Daire ile Başsavcılık arasında ortaya çıkan ve Daireler Kurulunca çözümlenmesi gereken uyuşmazlığın konusu; sanığın sabit görülen eyleminin iştirak halinde memuriyet görevini kötüye kullanmak suçunu mu, yoksa iştirak halinde resmi belgede sahtecilik suçunu mu oluşturduğu noktasındadır.

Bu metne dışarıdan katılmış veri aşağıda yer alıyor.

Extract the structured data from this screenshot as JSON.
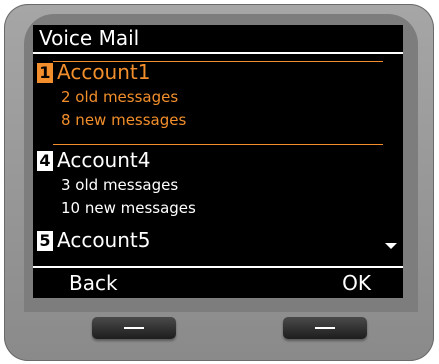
{
  "screen": {
    "title": "Voice Mail",
    "accounts": [
      {
        "number": "1",
        "name": "Account1",
        "old": "2 old messages",
        "new": "8 new messages",
        "selected": true
      },
      {
        "number": "4",
        "name": "Account4",
        "old": "3 old messages",
        "new": "10 new messages",
        "selected": false
      },
      {
        "number": "5",
        "name": "Account5",
        "selected": false
      }
    ],
    "softkeys": {
      "left": "Back",
      "right": "OK"
    }
  },
  "colors": {
    "highlight": "#f28e2b",
    "screen": "#000000",
    "text": "#ffffff"
  },
  "icons": {
    "scroll": "scroll-down-icon"
  }
}
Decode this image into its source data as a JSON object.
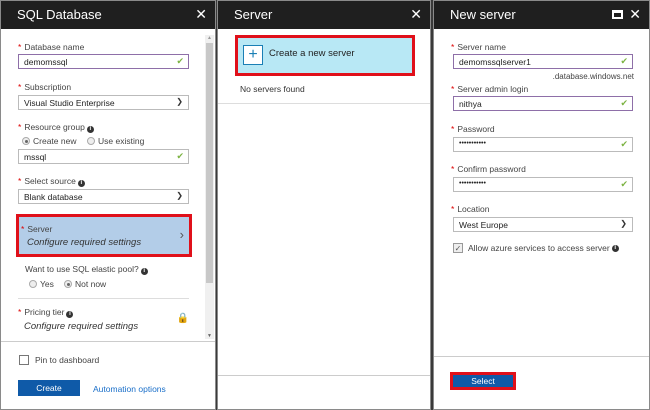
{
  "sql_panel": {
    "title": "SQL Database",
    "fields": {
      "db_name_label": "Database name",
      "db_name_value": "demomssql",
      "subscription_label": "Subscription",
      "subscription_value": "Visual Studio Enterprise",
      "rg_label": "Resource group",
      "rg_create_new": "Create new",
      "rg_use_existing": "Use existing",
      "rg_value": "mssql",
      "source_label": "Select source",
      "source_value": "Blank database",
      "server_label": "Server",
      "server_value": "Configure required settings",
      "elastic_label": "Want to use SQL elastic pool?",
      "elastic_yes": "Yes",
      "elastic_not_now": "Not now",
      "pricing_label": "Pricing tier",
      "pricing_value": "Configure required settings"
    },
    "pin_label": "Pin to dashboard",
    "create_label": "Create",
    "automation_label": "Automation options"
  },
  "server_panel": {
    "title": "Server",
    "create_label": "Create a new server",
    "empty_text": "No servers found"
  },
  "new_server_panel": {
    "title": "New server",
    "server_name_label": "Server name",
    "server_name_value": "demomssqlserver1",
    "domain_suffix": ".database.windows.net",
    "admin_label": "Server admin login",
    "admin_value": "nithya",
    "password_label": "Password",
    "password_value": "•••••••••••",
    "confirm_label": "Confirm password",
    "confirm_value": "•••••••••••",
    "location_label": "Location",
    "location_value": "West Europe",
    "allow_label": "Allow azure services to access server",
    "select_label": "Select"
  },
  "colors": {
    "header": "#1f1f1f",
    "accent": "#0f5aa8",
    "highlight_border": "#e0101a",
    "selected_bg": "#b3cde8",
    "create_bg": "#b8e8f5"
  }
}
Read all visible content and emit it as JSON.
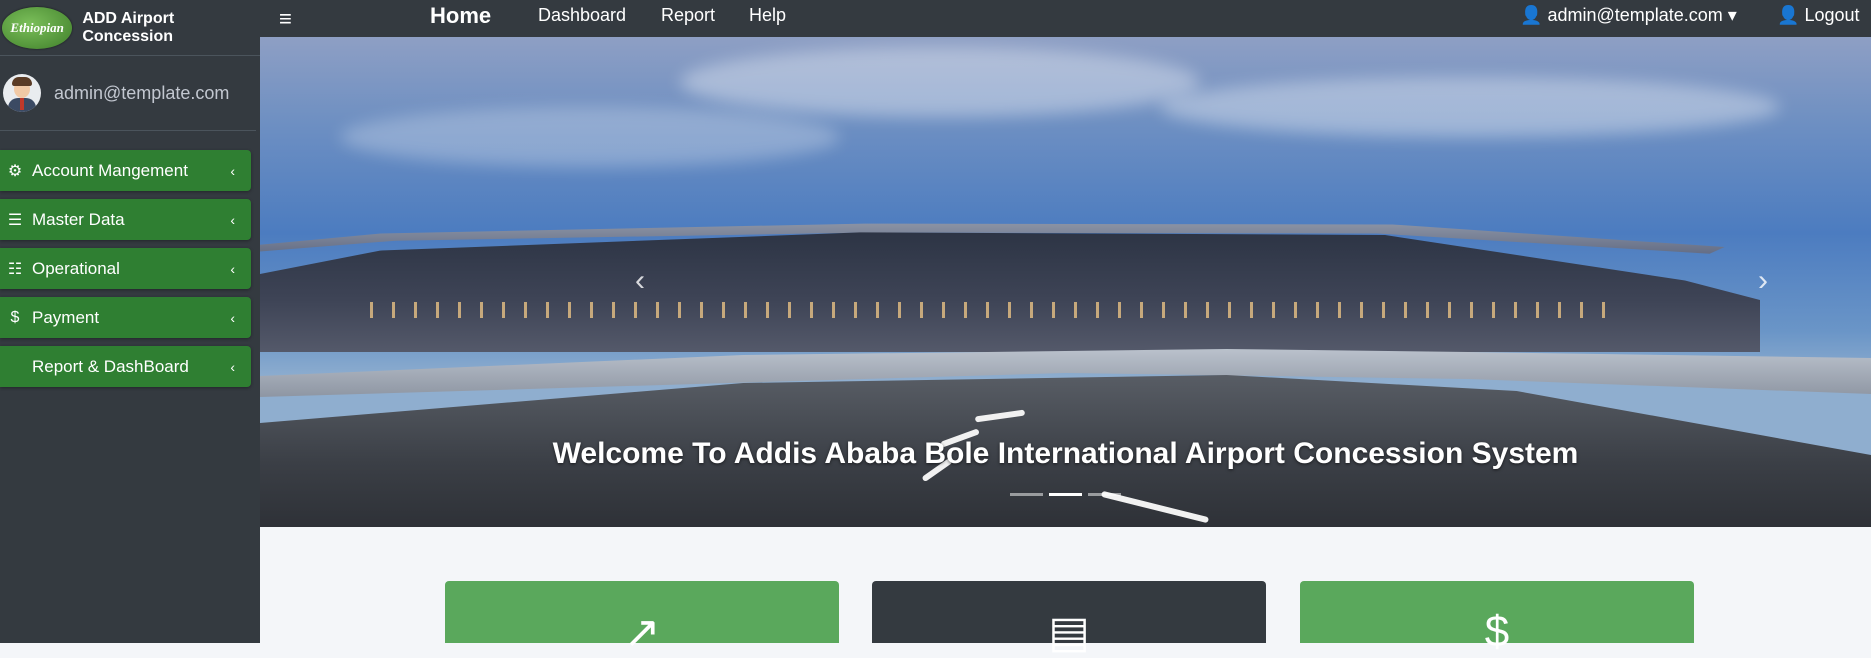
{
  "brand": {
    "logo_text": "Ethiopian",
    "title": "ADD Airport Concession"
  },
  "user": {
    "email": "admin@template.com"
  },
  "sidebar": {
    "items": [
      {
        "label": "Account Mangement",
        "icon": "cogs-icon",
        "glyph": "⚙"
      },
      {
        "label": "Master Data",
        "icon": "database-icon",
        "glyph": "☰"
      },
      {
        "label": "Operational",
        "icon": "tasks-icon",
        "glyph": "☷"
      },
      {
        "label": "Payment",
        "icon": "dollar-icon",
        "glyph": "$"
      },
      {
        "label": "Report & DashBoard",
        "icon": "",
        "glyph": ""
      }
    ],
    "chevron": "‹"
  },
  "topbar": {
    "menu_glyph": "≡",
    "home": "Home",
    "links": [
      "Dashboard",
      "Report",
      "Help"
    ],
    "user_email": "admin@template.com",
    "logout": "Logout"
  },
  "carousel": {
    "caption": "Welcome To Addis Ababa Bole International Airport Concession System",
    "prev_glyph": "‹",
    "next_glyph": "›",
    "slides": 3,
    "active_slide": 2
  },
  "cards": [
    {
      "icon": "chart-line-icon",
      "glyph": "↗",
      "color": "#5aa85c"
    },
    {
      "icon": "newspaper-icon",
      "glyph": "▤",
      "color": "#343a40"
    },
    {
      "icon": "dollar-icon",
      "glyph": "$",
      "color": "#5aa85c"
    }
  ],
  "colors": {
    "sidebar": "#343a40",
    "nav_item": "#2f7f32",
    "accent_green": "#5aa85c"
  }
}
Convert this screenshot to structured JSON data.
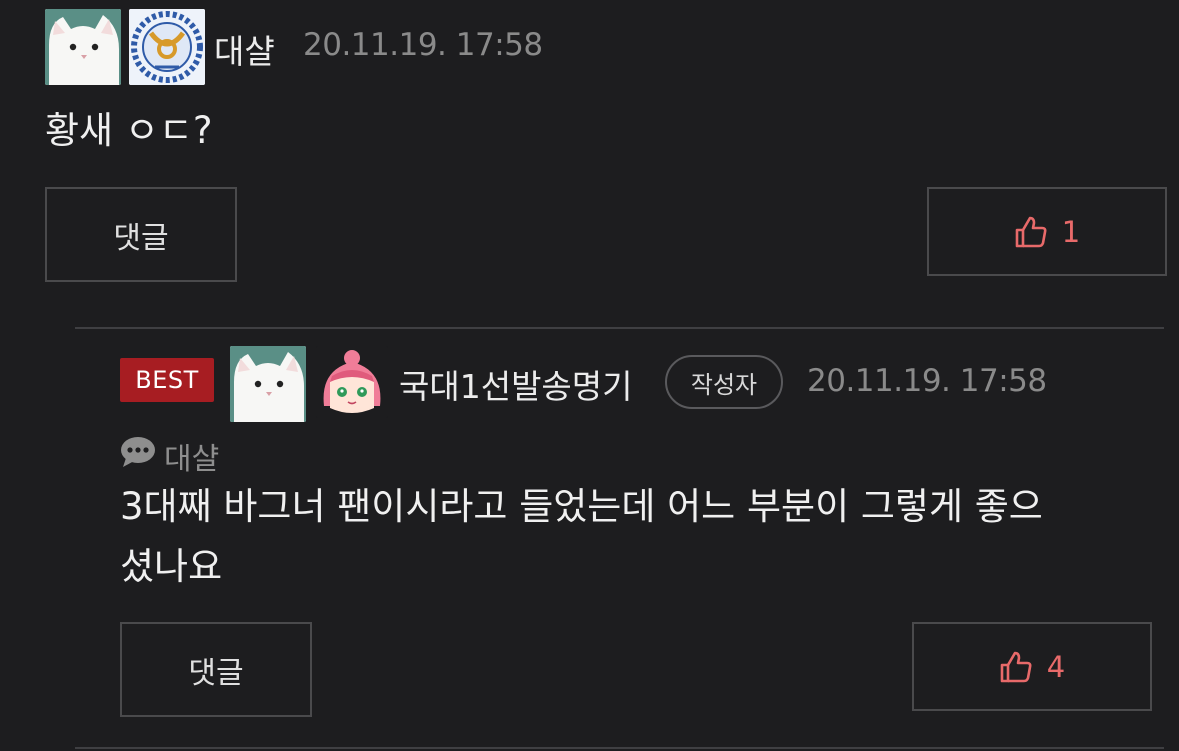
{
  "comment": {
    "author": "대샬",
    "timestamp": "20.11.19. 17:58",
    "text": "황새 ㅇㄷ?",
    "reply_label": "댓글",
    "like_count": "1",
    "avatar_icons": [
      "cat-avatar",
      "emblem-badge-avatar"
    ]
  },
  "reply": {
    "best_label": "BEST",
    "author": "국대1선발송명기",
    "writer_tag": "작성자",
    "timestamp": "20.11.19. 17:58",
    "reply_to_name": "대샬",
    "text_line1": "3대째 바그너 팬이시라고 들었는데 어느 부분이 그렇게 좋으",
    "text_line2": "셨나요",
    "reply_label": "댓글",
    "like_count": "4",
    "avatar_icons": [
      "cat-avatar",
      "pink-hair-character-avatar"
    ]
  },
  "colors": {
    "background": "#1d1d1f",
    "best_badge": "#a71d22",
    "like_accent": "#e86a6a",
    "border": "#4a4a4c"
  }
}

Sanık E.T.G.'nin Mal Saymanı, sanık Y.O.'nün Mal Sorumlusu, sanık S.M.'nin Avans Mutemedi ve sanık F.K.'nın ise aynı Saymanlıkta Depo Sorumlusu olarak görevli oldukları, Ekim 2003 ayı içinde sanık Y.O.'nün ambalaj ticaretiyle uğraşan sivil şahıs C.B.'den KDV'sini ödemek kaydıyla tıbbi malzeme faturası düzenlemesi talebinde bulunduğu, teklifin kabul edilmesi üzerine sanık Y.O.'nün C.B.'yi diğer sanıkların odasına götürdüğü, burada üzerindeki yazıların bir kısmının sanık S.M.'ye ait olduğu ekspertiz raporuyla ortaya çıkan el yazısı belgeyi C.B.'ye verdikleri ve bu belgede yazan içeriğe uygun olarak fatura düzenleyerek kendilerine getirmesini istedikleri, C.B.'nin bu talep doğrultusunda kendisine verilen belgeye uygun faturaları düzenlediği ve sanık S.M.'ye teslim ettiği, teslim ettiği fatura tutarının KDV miktarı olan 210.000.000 TL. paranın sanık F.K. tarafından C.B.'ye verildiği, daha sonra C.B.'nin muhasebecisinin bu şekilde fatura düzenleyemeyeceklerini söylediğini gerekçe göstererek, faturanın geri verilmesini istediği, sanıklar F.K. ve S.M.'nin işyerine giderek faturayı iade edip, C.B.'den 210.000.000 TL.'yi geri aldıkları, sanıkların daha sonra sürekli iş yaptıkları tıbbi cihaz ve malzeme şirketinden hatır karşılığı dört adet fatura temin edip, 16.10.2003 tarihli ihale onay belgesini hazırladıkları, bu onay belgesinde Depo mevcudu yoktur, üst ikmal makamınca ikmali yapılmamıştır ve alım cüzi ve bir defaya mahsus olup avansla alımı hazine yararınadır şeklinde gerekçe ile bir kısım tıbbi malzemenin alımına onay verildiği, bu onay belgesine istinaden avans mutemedi sanık S.M.'nin 1.500.000.000 TL. avansı çektiği ve temin edilen gerçeğe aykırı faturalara istinaden kuruşlu belgenin tanzim edildiği, kuruşlu belgeye göre 1.499.663.120 TL.'nin bu malzemenin alımı için sarf edildiğinin belirtildiği ve kuruşlu belgenin Mal Saymanı, Hesap Sorumlusu ve Mal Sorumlusu sanıklar tarafından imzaladığı, kuruşlu belgeye istinaden sanık S.M. tarafından avansın kapatıldığı, belirtilen bu eylem nedeniyle 1.499.600.000 TL. tutarında Hazine zararının ortaya çıktığı sabit olup, bu konuda yargılama makamları arasında uyuşmazlık bulunmamaktadır.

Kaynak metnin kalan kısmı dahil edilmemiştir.